Logan Lerman interview: ‘Percy Jackson 2 is more of a comedy’
Rising Hollywood talent Logan Lerman won widespread acclaim for his performance in Perks Of Being A Wallflower alongside Emma Watson, and is the title star of the Percy Jackson movies.
He spoke to Joe Utichi about new fantasy adventure Percy Jackson: Sea Of Monsters, why he’s leaning towards “edgier material” – and his directorial ambitions.
He may be only 21 years old, but Hollywood hotshot Logan Lerman has already amassed an impressive cinematic CV.
He starred alongside Russell Crowe and Christian Bale in 3:10 to Yuma, won critical plaudits for his stunning lead turn in The Perks Of Being A Wallflower, and became known around the world for taking the title role in 2010′s epic fantasy adventure Percy Jackson and The Lightening Thief.
Based on the hit children’s book by Rick Riordan, the blockbuster cast Lerman as a high school teen who discovers that his father is Greek god of the sea Poseidon. Indoctrinated into a world of gods, demi-gods and lords of the underworld, Percy’s quest turned Lerman into a star.
Now he’s back as Percy Jackson in action-packed sequel Sea Of Monsters, alongside returning cast members Alexandra Daddario and Brandon T. Jackson, with a story that sees him setting out on a quest to retrieve the mythical Golden Fleece.

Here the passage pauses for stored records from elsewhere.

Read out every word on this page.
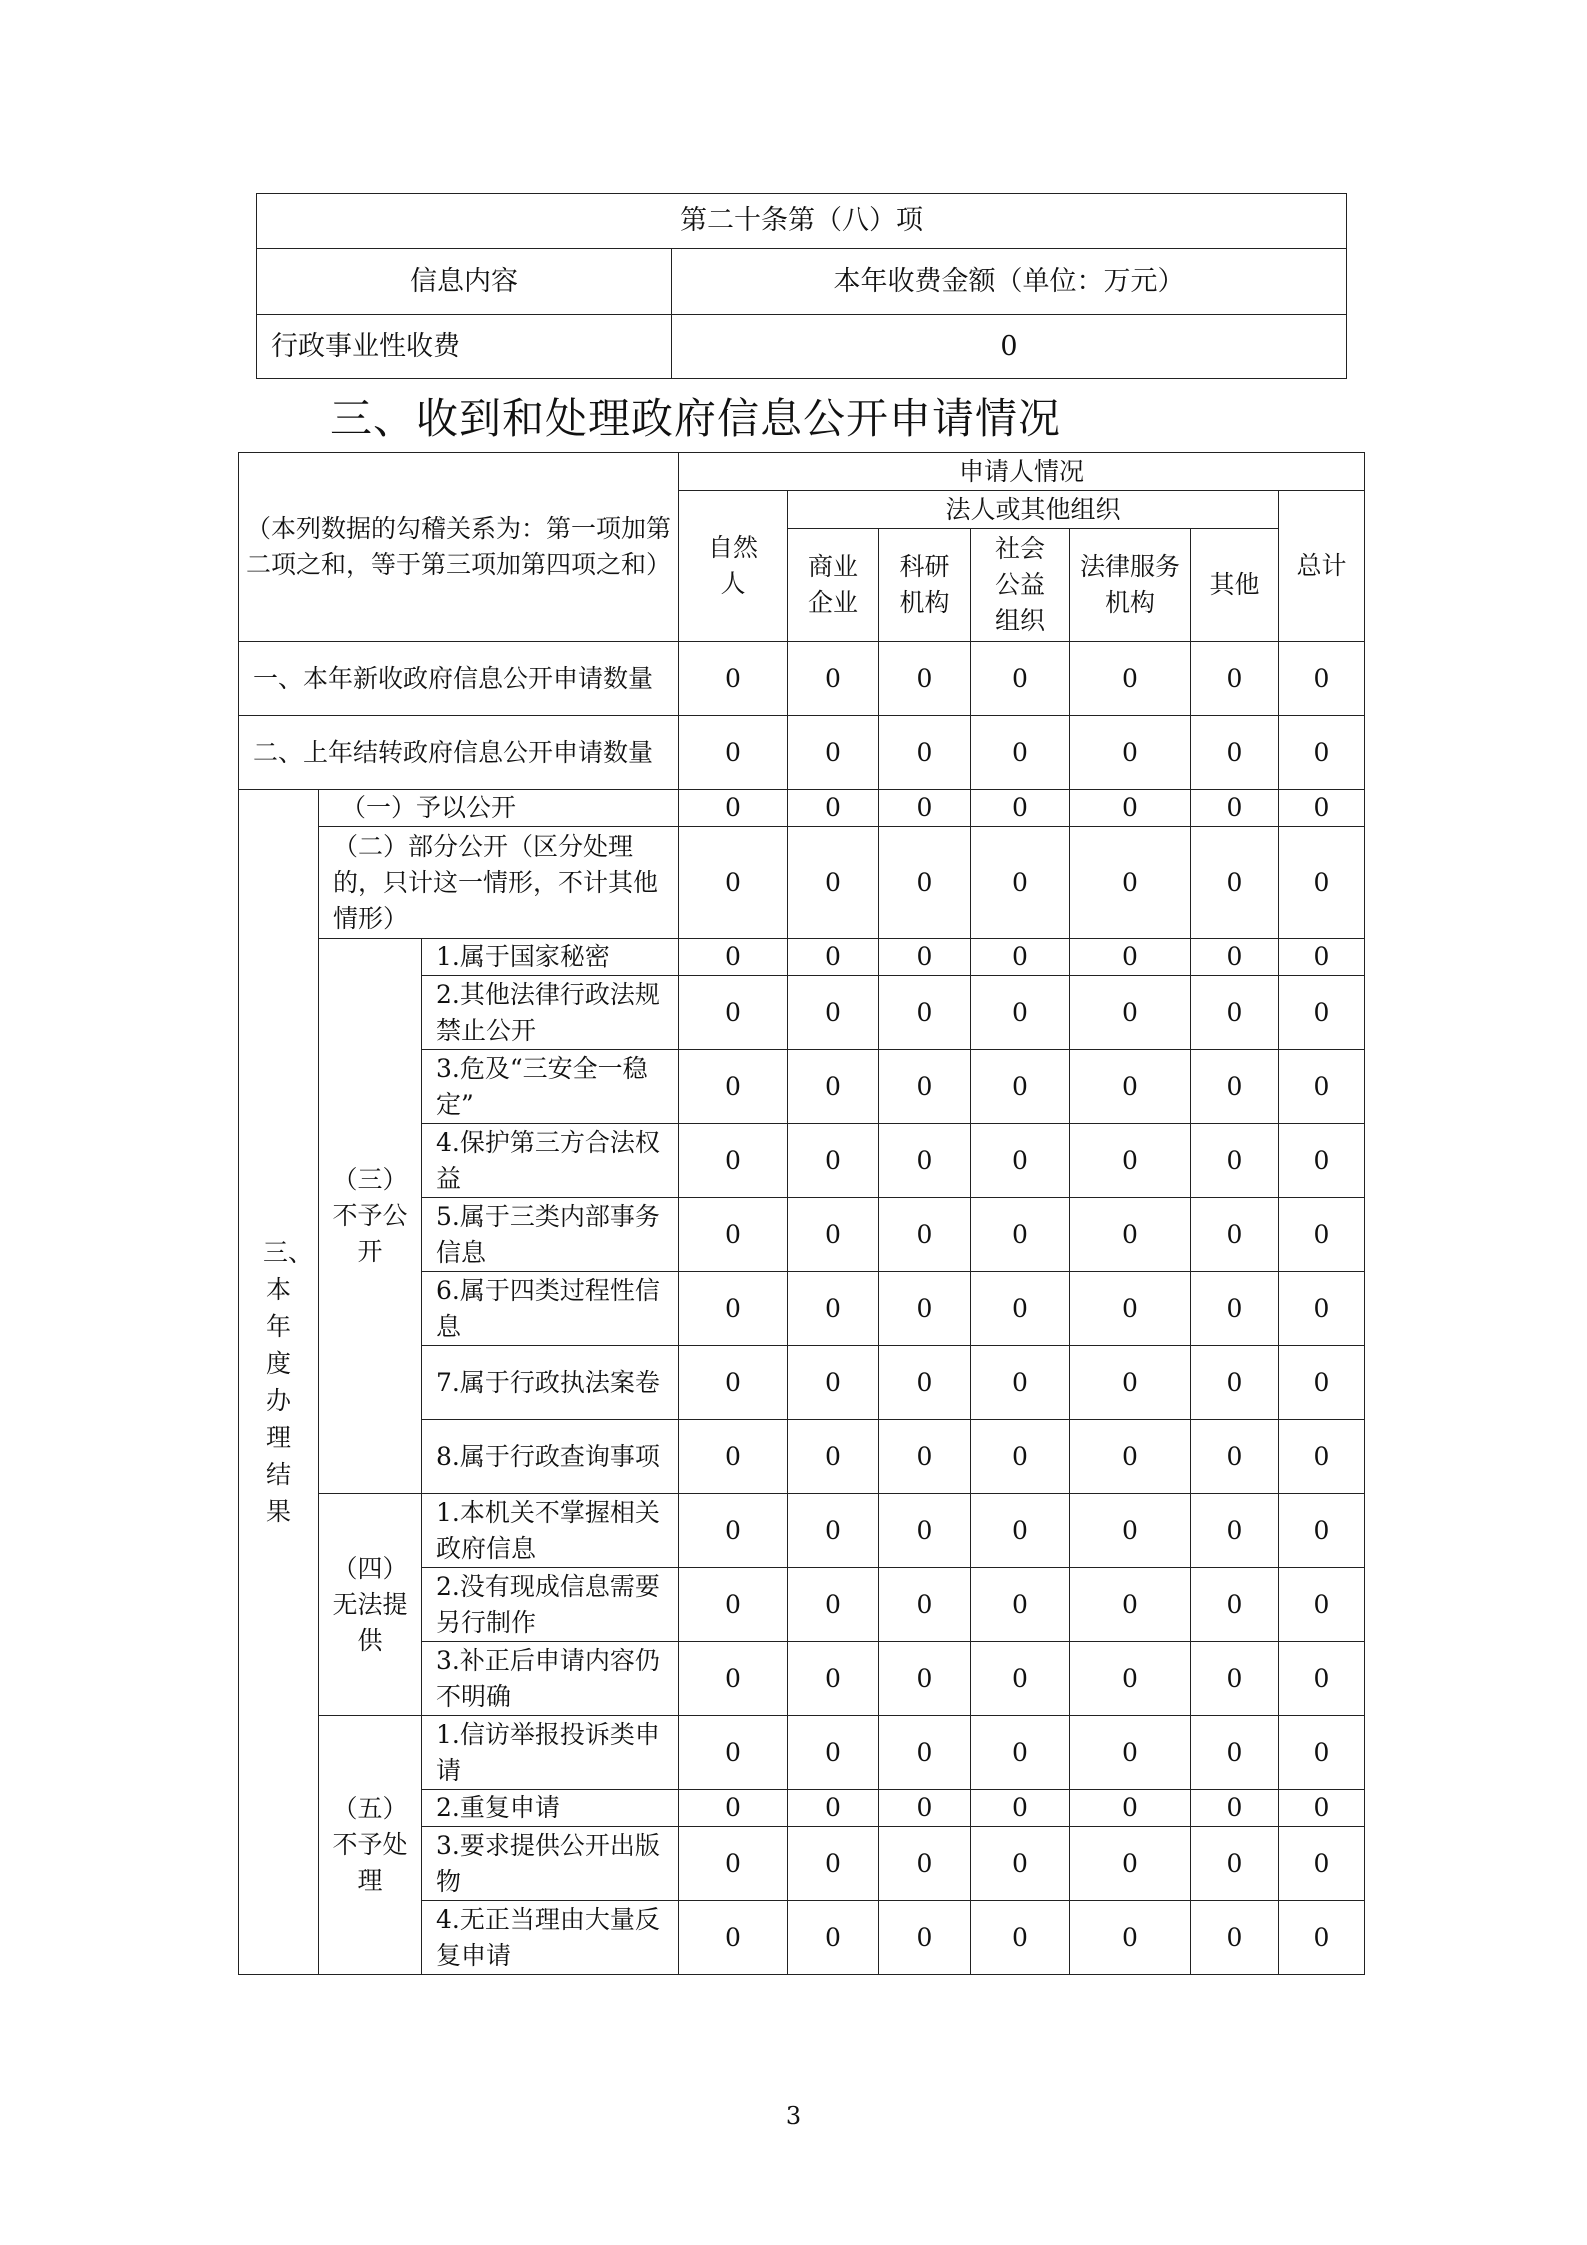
第二十条第（八）项	
信息内容	本年收费金额（单位：万元）
行政事业性收费	0
三、收到和处理政府信息公开申请情况
（本列数据的勾稽关系为：第一项加第二项之和，等于第三项加第四项之和）			申请人情况						
			自然人	法人或其他组织					总计
				商业企业	科研机构	社会公益组织	法律服务机构	其他	
一、本年新收政府信息公开申请数量			0	0	0	0	0	0	0
二、上年结转政府信息公开申请数量			0	0	0	0	0	0	0
三、本年度办理结果	（一）予以公开		0	0	0	0	0	0	0
	（二）部分公开（区分处理的，只计这一情形，不计其他情形）		0	0	0	0	0	0	0
	（三）不予公开	1.属于国家秘密	0	0	0	0	0	0	0
		2.其他法律行政法规禁止公开	0	0	0	0	0	0	0
		3.危及“三安全一稳定”	0	0	0	0	0	0	0
		4.保护第三方合法权益	0	0	0	0	0	0	0
		5.属于三类内部事务信息	0	0	0	0	0	0	0
		6.属于四类过程性信息	0	0	0	0	0	0	0
		7.属于行政执法案卷	0	0	0	0	0	0	0
		8.属于行政查询事项	0	0	0	0	0	0	0
	（四）无法提供	1.本机关不掌握相关政府信息	0	0	0	0	0	0	0
		2.没有现成信息需要另行制作	0	0	0	0	0	0	0
		3.补正后申请内容仍不明确	0	0	0	0	0	0	0
	（五）不予处理	1.信访举报投诉类申请	0	0	0	0	0	0	0
		2.重复申请	0	0	0	0	0	0	0
		3.要求提供公开出版物	0	0	0	0	0	0	0
		4.无正当理由大量反复申请	0	0	0	0	0	0	0
3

Lerman says he was excited to return for this new outing, but claims that new director Thor Freudenthal has established a very different tone this time around.
“The movies are completely different. I really enjoyed Thor’s vision and he makes fun films.“It’s definitely lighter than the first one. I’d say that it’s more comedic. We had a blast working together. It was great because it was pretty spontaneous – and we were having fun coming up with the ideas of what we could do.“The first film ended on an heroic note for Percy, but in the beginning of this new film, he’s not the hero anymore. He’s not the big guy on campus – that’s actually Clarisse, played by Leven Rambin. She’s taken the number one role in the camp and she’s a bit of a bully.“Percy’s a bit down on himself, and accepting an average demigod life. He finds out on top of all this that he has a half-brother who is a cyclops, and he’s reluctant to let him into his life.”
The young actor professes to be a big fan of shooting stunts and green screen mayhem.
“I love it. I have an imagination so I can get into something – even though it’s a tracking marker.“I have a lot of freedom to give them options and my options dictate what they can do in post-production. So it’s a lot of fun. It’s just like making a movie with your friends on the go or something like that.”
Lerman acknowledges the huge difference in approach between a big-budget action movie like Percy Jackson and a more intimate drama like Perks Of Being A Wallflower – and explains that he’s keen to continue working at both ends of the filmic spectrum.
“The main challenge for this film was the physical work, whereas in Perks there’s nothing physical in there. It’s all in the mapping out intentions and the storylines, which is a lot more detailed work in a movie like that.“But I like it all and I think it’s all fun. It’s nice to have a combination of the two. I like a lot of different genres of cinema.“I find I’m attracted to darker material right now. I like edgier things right now. It’s hard to find that for someone my age, so I’m always trying to find something different. I really want to stay away from doing the same thing.”
It’s clear that Lerman is not short of ambition. Indeed, he already has his sights set on becoming a director at some point.
“It’d be nice to go behind the camera,” he reveals. “This whole acting thing’s treated me very well, and I really like it, and if I could transition into filmmaking that’d be great.“I’d love to be in a position where I can have the resources to do it correctly, and I think you need a certain amount of pull for that. So hopefully if I go on making some right decisions in acting, I’ll be able to transition into filmmaking as well.“I’m always looking for the next challenge. In acting terms, I definitely want to challenge myself with characters that are difficult, that I read and I think, ‘I don’t know what I’m going to do with this.’“That stress is kind of fuel for the fire. But mainly I really look at the filmmaker. ‘Can I trust you? Are you going to make a film that I like?’ Because it’s their movie and I’m catering to their vision. What they ask for, I’m going to try to give them.”